By Travis M. Andrews, The Washington Post
Published: August 30, 2016, 6:02am

The Loch Ness Monster. The Kraken. Moby Dick. Pig Nose.

Most probably haven’t heard of that last one, but like the other monsters of the deep, the Pig Nose has long eluded humans. The only difference is that it’s actually real.

The Pig Nose is a gargantuan sturgeon — more than 10 feet long, 5 feet in girth, and weighing about 650 pounds — that lives at the bottom of the Fraser River, the longest river in British Columbia.

This particular fish earned its nickname from its stubby, pink nose, the front of which must have been lost in an accident or a fight at some point in its life, which has spanned at least 80 years, according to Atlas Obscura.

Cue 19-year-old Nick McCabe, a young man known around the Lillooet, B.C.-based River Monster Adventures as the “sturgeon whisperer.”

Last week, he went in search of a big sturgeon, something that he could brag about for years.

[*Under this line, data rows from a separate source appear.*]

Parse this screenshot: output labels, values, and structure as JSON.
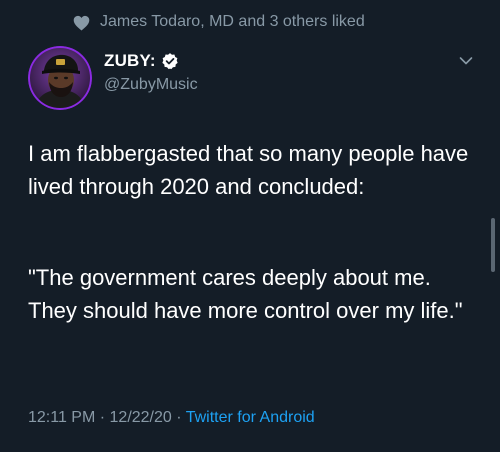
{
  "social_context": {
    "text": "James Todaro, MD and 3 others liked",
    "icon": "heart-icon"
  },
  "author": {
    "display_name": "ZUBY:",
    "handle": "@ZubyMusic",
    "verified": true
  },
  "tweet": {
    "paragraph_1": "I am flabbergasted that so many people have lived through 2020 and concluded:",
    "paragraph_2": "\"The government cares deeply about me. They should have more control over my life.\""
  },
  "meta": {
    "time": "12:11 PM",
    "separator": " · ",
    "date": "12/22/20",
    "source": "Twitter for Android"
  },
  "colors": {
    "background": "#141d27",
    "secondary_text": "#8899a6",
    "link": "#1da1f2",
    "verified_badge": "#ffffff"
  }
}
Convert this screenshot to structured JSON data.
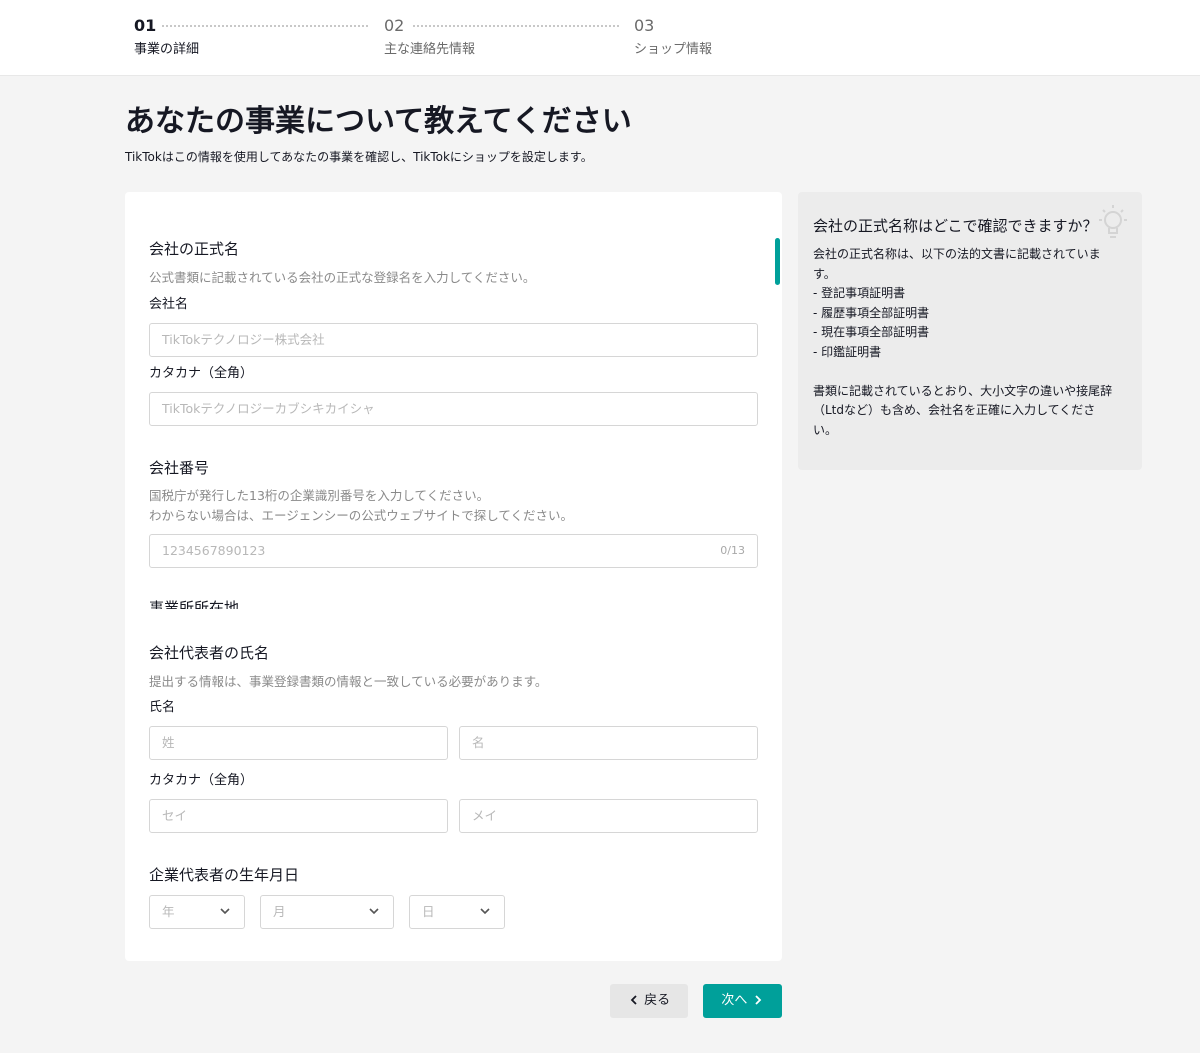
{
  "stepper": {
    "steps": [
      {
        "num": "01",
        "name": "事業の詳細"
      },
      {
        "num": "02",
        "name": "主な連絡先情報"
      },
      {
        "num": "03",
        "name": "ショップ情報"
      }
    ]
  },
  "page": {
    "title": "あなたの事業について教えてください",
    "subtitle": "TikTokはこの情報を使用してあなたの事業を確認し、TikTokにショップを設定します。"
  },
  "form": {
    "company_name": {
      "title": "会社の正式名",
      "hint": "公式書類に記載されている会社の正式な登録名を入力してください。",
      "name_label": "会社名",
      "name_placeholder": "TikTokテクノロジー株式会社",
      "kana_label": "カタカナ（全角）",
      "kana_placeholder": "TikTokテクノロジーカブシキカイシャ"
    },
    "company_number": {
      "title": "会社番号",
      "hint_line1": "国税庁が発行した13桁の企業識別番号を入力してください。",
      "hint_line2": "わからない場合は、エージェンシーの公式ウェブサイトで探してください。",
      "placeholder": "1234567890123",
      "counter": "0/13"
    },
    "address": {
      "title": "事業所所在地"
    },
    "representative": {
      "title": "会社代表者の氏名",
      "hint": "提出する情報は、事業登録書類の情報と一致している必要があります。",
      "name_label": "氏名",
      "last_name_placeholder": "姓",
      "first_name_placeholder": "名",
      "kana_label": "カタカナ（全角）",
      "last_kana_placeholder": "セイ",
      "first_kana_placeholder": "メイ"
    },
    "birthdate": {
      "title": "企業代表者の生年月日",
      "year_placeholder": "年",
      "month_placeholder": "月",
      "day_placeholder": "日"
    }
  },
  "help": {
    "title": "会社の正式名称はどこで確認できますか？",
    "lines": [
      "会社の正式名称は、以下の法的文書に記載されていま",
      "す。",
      "- 登記事項証明書",
      "- 履歴事項全部証明書",
      "- 現在事項全部証明書",
      "- 印鑑証明書",
      "",
      "書類に記載されているとおり、大小文字の違いや接尾辞",
      "（Ltdなど）も含め、会社名を正確に入力してくださ",
      "い。"
    ]
  },
  "footer": {
    "back_label": "戻る",
    "next_label": "次へ"
  },
  "colors": {
    "accent": "#00a09a",
    "background": "#f4f4f4",
    "card": "#ffffff",
    "help_panel": "#ececec"
  }
}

It was his first season with the company — why not make a splash?

“We had fished all day pretty hard and struggled to get something to a good size for my group of friends that I had out,” McCabe told CBC.

On his last day out on the Fraser, he was preparing to head home, discouraged. Then, as if offering himself to the young man, Pig Nose jumped right out of the water.

“I said, ‘Well, that looks like a 10-footer, so strap on, we’re going to be into at least a two-hour fight.’ And it ended up being two hours, two hours and 15 minutes,” McCabe told CBC. “At one point he had swam upriver against the current, and I was moving up the river with the boat following him.”

The fish could have easily snapped the line. It could have won. But McCabe fought, and finally Pig Nose tired out.

It had been many years, and Pig Nose had never been captured on camera, but here was proof.

“We’re walking on clouds,” co-worker Jeff Grimolfson told Global News Canada.

McCabe took a few photos with Pig Nose, measuring it and scanning its ID microchip. Eventually, though, he released the enormous fish to go swimming back to the depths of the river to live out its life.